Rosemary will be inurned with Ed at Fort Leavenworth National Cemetery, Leavenworth, KS some warm day this Spring. There will be no other service.

Death is Nothing at All
By: Henry Scott Holland

Death is nothing at all.
I have only slipped away to the next room.
I am I and you are you.
Whatever we were to each other,
That, we still are.

Call me by my old familiar name.
Speak to me in the easy way
which you always used.
Put no difference into your tone.
Wear no forced air of solemnity or sorrow.

Laugh as we always laughed
at the little jokes we enjoyed together.
Play, smile, think of me. Pray for me.
Let my name be ever the household word
that it always was.
Let it be spoken without effect.
Without the trace of a shadow on it.

Life means all that it ever meant.
It is the same that it ever was.
There is absolute unbroken continuity.
Why should I be out of mind
because I am out of sight?

I am but waiting for you.
For an interval.
Somewhere.

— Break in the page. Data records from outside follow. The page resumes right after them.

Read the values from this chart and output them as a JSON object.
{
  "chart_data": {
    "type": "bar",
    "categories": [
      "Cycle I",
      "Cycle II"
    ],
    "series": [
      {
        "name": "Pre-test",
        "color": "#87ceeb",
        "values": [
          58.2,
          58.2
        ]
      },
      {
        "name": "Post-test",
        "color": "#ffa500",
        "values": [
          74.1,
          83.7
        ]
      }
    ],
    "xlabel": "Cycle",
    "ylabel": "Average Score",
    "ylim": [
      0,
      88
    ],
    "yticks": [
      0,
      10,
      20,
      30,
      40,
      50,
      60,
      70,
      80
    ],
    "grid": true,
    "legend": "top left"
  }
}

Very near.
Just around the corner.

All is well.

Nothing is past; nothing is lost. One brief moment and all will be as it was before only better, infinitely happier and forever we will all be one together with Christ.

The author, Henry Scott-Holland (1847-1918), a priest at St. Paul's Cathedral of London, did not intend it as a poem, it was actually delivered as part of a sermon in 1910. The sermon, titled, "Death the King of Terrors" was preached while the body of King Edward VII was lying in state at Westminster.